After enduring a six-year legal battle over 2011’s “Margaret,” writer/director Kenneth Lonergan was probably just happy to see his latest movie get a drama-free release, at least comparatively speaking. The subject of an intense bidding war earlier this year at the Sundance Film Festival, “Manchester by the Sea” will almost certainly go down as the most devastating, heart-wrenching drama of 2016. An incredibly moving, intimate and authentic story about a broken man who’s forced to confront his demons, “Manchester by the Sea” is the kind of movie that will absolutely wreck you emotionally, highlighted by an award-worthy performance from Casey Affleck that’s going to be difficult to beat come Oscars night.

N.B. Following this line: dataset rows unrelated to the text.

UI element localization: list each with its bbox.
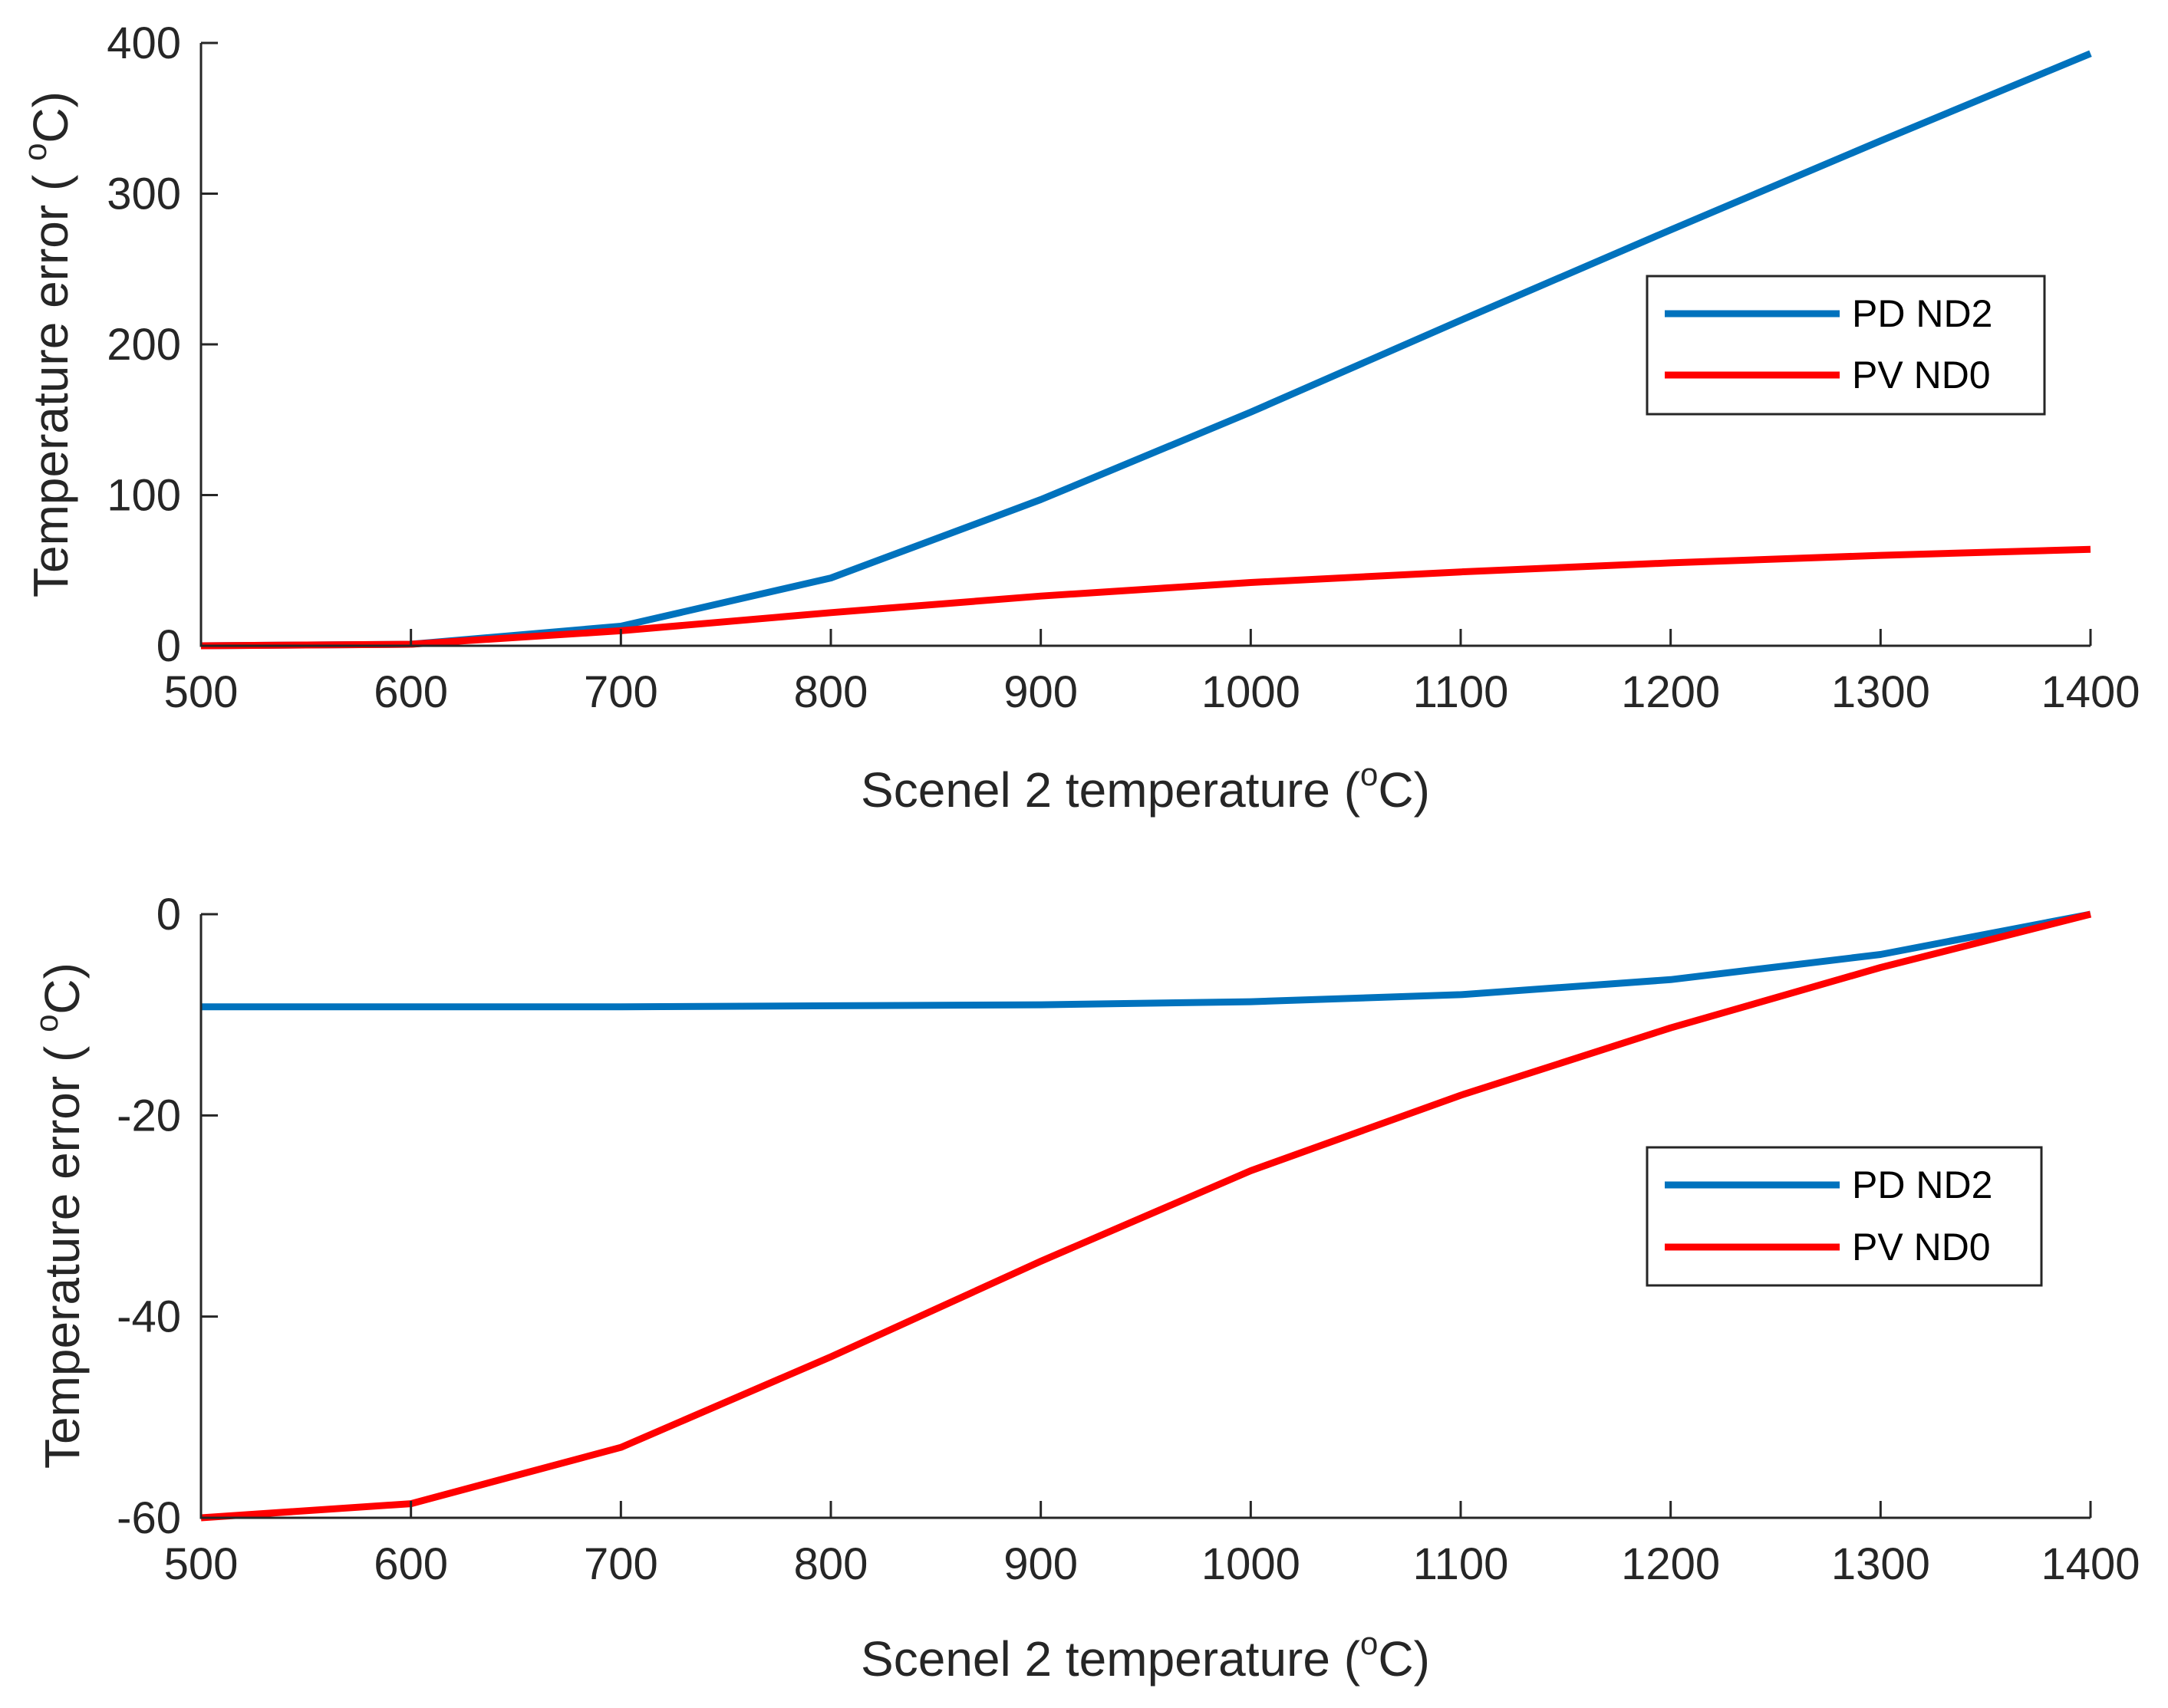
bottom-x-tick-label: 1200 [1621, 1539, 1720, 1589]
top-y-tick-label: 0 [157, 621, 181, 671]
bottom-x-axis-label: Scenel 2 temperature (oC) [861, 1625, 1430, 1687]
bottom-x-tick-label: 900 [1003, 1539, 1078, 1589]
top-x-tick-label: 600 [374, 667, 448, 717]
top-x-tick-label: 1100 [1413, 667, 1509, 717]
bottom-x-tick-label: 800 [794, 1539, 868, 1589]
bottom-x-tick-label: 1300 [1831, 1539, 1930, 1589]
bottom-legend-box [1646, 1146, 2043, 1287]
top-y-axis-label: Temperature error ( oC) [17, 91, 78, 597]
top-legend-label-pv-nd0: PV ND0 [1852, 354, 1991, 397]
top-x-tick-label: 900 [1003, 667, 1078, 717]
bottom-y-axis-label: Temperature error ( oC) [28, 963, 90, 1469]
chart-top: 500 600 700 800 900 1000 1100 1200 1300 1400 0 100 2… [17, 18, 2140, 818]
top-x-tick-label: 1200 [1621, 667, 1720, 717]
top-y-tick-label: 300 [107, 169, 181, 219]
bottom-series-line-pd-nd2 [201, 910, 2091, 1011]
bottom-x-tick-label: 1000 [1201, 1539, 1300, 1589]
top-legend-label-pd-nd2: PD ND2 [1852, 292, 1992, 335]
top-legend-box [1646, 275, 2046, 416]
top-x-tick-label: 700 [584, 667, 658, 717]
top-y-tick-label: 100 [107, 471, 181, 521]
top-y-tick-label: 400 [107, 18, 181, 68]
bottom-x-tick-label: 500 [164, 1539, 239, 1589]
top-x-tick-label: 500 [164, 667, 239, 717]
top-x-tick-label: 800 [794, 667, 868, 717]
top-ticks-group: 500 600 700 800 900 1000 1100 1200 1300 1400 0 100 2… [107, 18, 2140, 717]
bottom-y-tick-label: -20 [117, 1091, 181, 1140]
top-x-axis-label: Scenel 2 temperature (oC) [861, 756, 1430, 818]
top-legend: PD ND2 PV ND0 [1646, 275, 2046, 416]
top-series-group [200, 50, 2092, 650]
top-y-tick-label: 200 [107, 320, 181, 370]
bottom-x-tick-label: 600 [374, 1539, 448, 1589]
top-series-line-pv-nd0 [200, 545, 2091, 650]
bottom-series-line-pv-nd0 [200, 910, 2092, 1522]
bottom-ticks-group: 500 600 700 800 900 1000 1100 1200 1300 1400 -60 -4… [117, 890, 2140, 1589]
top-x-tick-label: 1300 [1831, 667, 1930, 717]
bottom-y-tick-label: -40 [117, 1292, 181, 1342]
bottom-y-tick-label: 0 [157, 890, 181, 940]
bottom-x-tick-label: 1400 [2041, 1539, 2140, 1589]
bottom-x-tick-label: 1100 [1413, 1539, 1509, 1589]
bottom-x-tick-label: 700 [584, 1539, 658, 1589]
chart-bottom: 500 600 700 800 900 1000 1100 1200 1300 1400 -60 -4… [28, 890, 2140, 1687]
top-x-tick-label: 1000 [1201, 667, 1300, 717]
bottom-legend-label-pv-nd0: PV ND0 [1852, 1226, 1991, 1269]
bottom-legend: PD ND2 PV ND0 [1646, 1146, 2043, 1287]
bottom-legend-label-pd-nd2: PD ND2 [1852, 1163, 1992, 1206]
bottom-y-tick-label: -60 [117, 1493, 181, 1543]
bottom-series-group [200, 910, 2092, 1522]
top-x-tick-label: 1400 [2041, 667, 2140, 717]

Affleck stars as Lee Chandler, an unsociable handyman/janitor for an apartment complex in Boston who must return to his hometown of Manchester-by-the-Sea when his older brother Joe (Kyle Chandler) dies from a long-standing congenital heart problem. In addition to handling the funeral arrangements and other minutiae, Lee takes it upon himself to break the news to Joe’s 16-year-old son Patrick (Lucas Hedges), with whom he was once close to before a personal tragedy led him to flee the small fishing village for a life of solitude. But when Lee discovers that Joe has named him as Patrick’s sole guardian and custodian, it comes as a shock to both of them. Though Patrick would rather go live with his estranged mother (Gretchen Mol) than move away from his friends and established life in Manchester, Lee’s tragic past has made it impossible for him to remain in the town that has caused him so much pain.